The replacements for Balester and Webster haven't fared any better. Arnold Leon, who came in after Balester, pitched in only two games, with a 0-1 record and an 11.25 ERA. He actually went 57 days between his first and second starts, and has been dealing with shoulder tightness since July 23.
Yohan Flande, who replaced Webster, has gone 2-3 in seven starts with a 7.20 ERA.
The KBO teams can only make two roster changes involving foreign players, and the Lions have maxed out with Leon and Flande. Their offense will have to do without a foreign bat, though they've done just fine despite Baldiris' struggles, batting .293 as a team to rank second.
Teams here often go with two starting pitchers and one slugger from overseas. These starters usually occupy the top two spots in their respective rotations, while the hitters account for big chunks of the clubs' offensive production.
It's no coincidence that the Doosan Bears, sitting pretty in first place by six games at 76-42-1, have received 31 victories from their two American pitchers, Dustin Nippert and Michael Bowden. Their one foreign hitter, Nick Evans, has put a slow start behind him and is mashing to the tune of 21 home runs, 73 RBIs and a .304/.391/.569 line in 94 games.

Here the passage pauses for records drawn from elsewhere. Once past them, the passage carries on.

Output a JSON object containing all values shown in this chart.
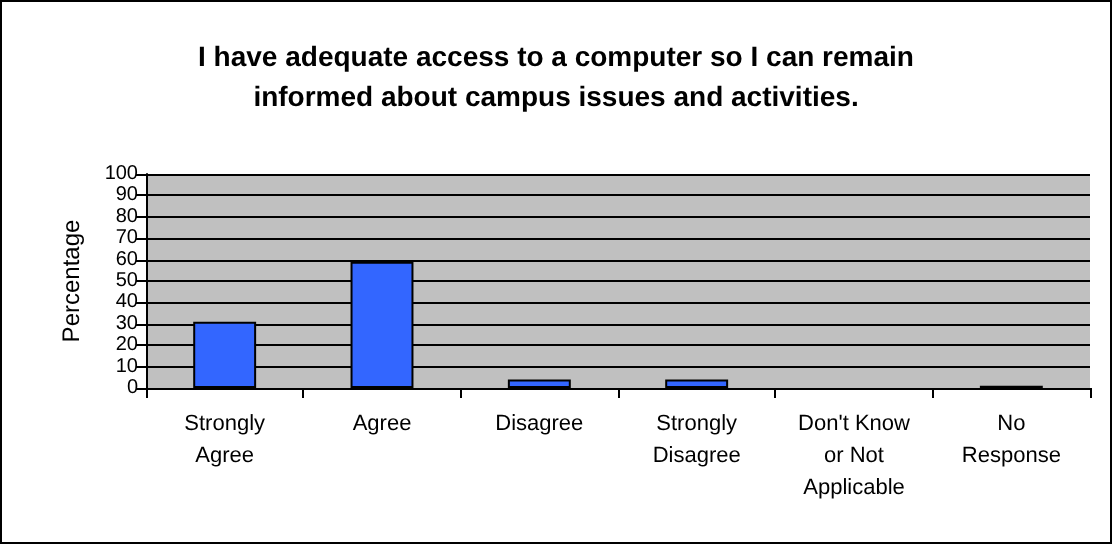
{
  "chart_data": {
    "type": "bar",
    "title": "I have adequate access to a computer so I can remain\ninformed about campus issues and activities.",
    "ylabel": "Percentage",
    "categories": [
      "Strongly\nAgree",
      "Agree",
      "Disagree",
      "Strongly\nDisagree",
      "Don't Know\nor Not\nApplicable",
      "No\nResponse"
    ],
    "values": [
      31,
      59,
      4,
      4,
      0,
      1
    ],
    "color": "#3366ff",
    "ylim": [
      0,
      100
    ],
    "yticks": [
      0,
      10,
      20,
      30,
      40,
      50,
      60,
      70,
      80,
      90,
      100
    ],
    "grid": "y"
  }
}
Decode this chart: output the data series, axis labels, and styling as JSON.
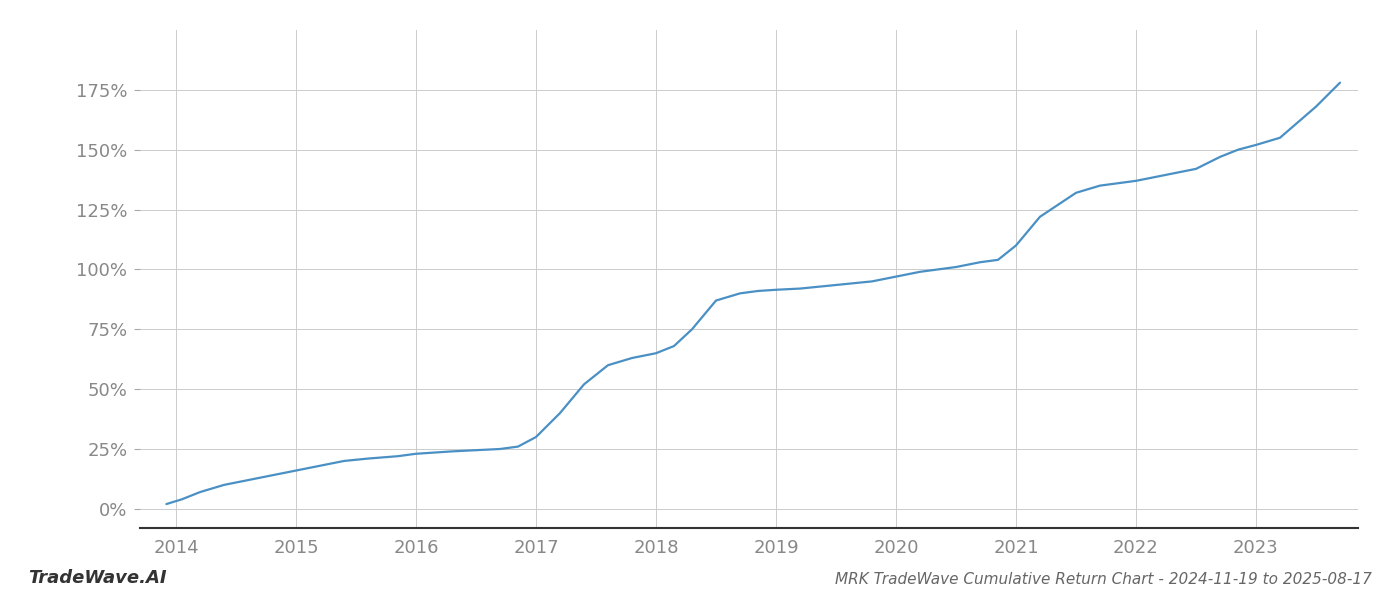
{
  "title": "MRK TradeWave Cumulative Return Chart - 2024-11-19 to 2025-08-17",
  "watermark": "TradeWave.AI",
  "line_color": "#4a90c4",
  "background_color": "#ffffff",
  "grid_color": "#cccccc",
  "x_years": [
    2014,
    2015,
    2016,
    2017,
    2018,
    2019,
    2020,
    2021,
    2022,
    2023
  ],
  "x_values": [
    2013.92,
    2014.05,
    2014.2,
    2014.4,
    2014.6,
    2014.8,
    2015.0,
    2015.2,
    2015.4,
    2015.6,
    2015.85,
    2016.0,
    2016.15,
    2016.3,
    2016.5,
    2016.7,
    2016.85,
    2017.0,
    2017.2,
    2017.4,
    2017.6,
    2017.8,
    2018.0,
    2018.15,
    2018.3,
    2018.5,
    2018.7,
    2018.85,
    2019.0,
    2019.2,
    2019.4,
    2019.6,
    2019.8,
    2020.0,
    2020.2,
    2020.5,
    2020.7,
    2020.85,
    2021.0,
    2021.2,
    2021.5,
    2021.7,
    2021.85,
    2022.0,
    2022.2,
    2022.5,
    2022.7,
    2022.85,
    2023.0,
    2023.2,
    2023.5,
    2023.7
  ],
  "y_values": [
    2,
    4,
    7,
    10,
    12,
    14,
    16,
    18,
    20,
    21,
    22,
    23,
    23.5,
    24,
    24.5,
    25,
    26,
    30,
    40,
    52,
    60,
    63,
    65,
    68,
    75,
    87,
    90,
    91,
    91.5,
    92,
    93,
    94,
    95,
    97,
    99,
    101,
    103,
    104,
    110,
    122,
    132,
    135,
    136,
    137,
    139,
    142,
    147,
    150,
    152,
    155,
    168,
    178
  ],
  "ylim": [
    -8,
    200
  ],
  "xlim": [
    2013.7,
    2023.85
  ],
  "yticks": [
    0,
    25,
    50,
    75,
    100,
    125,
    150,
    175
  ],
  "title_fontsize": 11,
  "watermark_fontsize": 13,
  "axis_fontsize": 13,
  "line_width": 1.6
}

The NC Dinos, in second place, have 22 wins from Eric Hacker and Zach Stewart. Eric Thames, their first baseman and reigning KBO MVP, leads the league with 39 home runs and a .737 slugging percentage.
No club has had fewer wins by foreign pitchers than the Lions' six.
And this was an apt microcosm of how the season has gone for the Lions: hours after the club announced Baldiris' release, Flande was shelled for eight runs -- six earned -- on seven hits and five walks in 2 2/3 innings against the Nexen Heroes.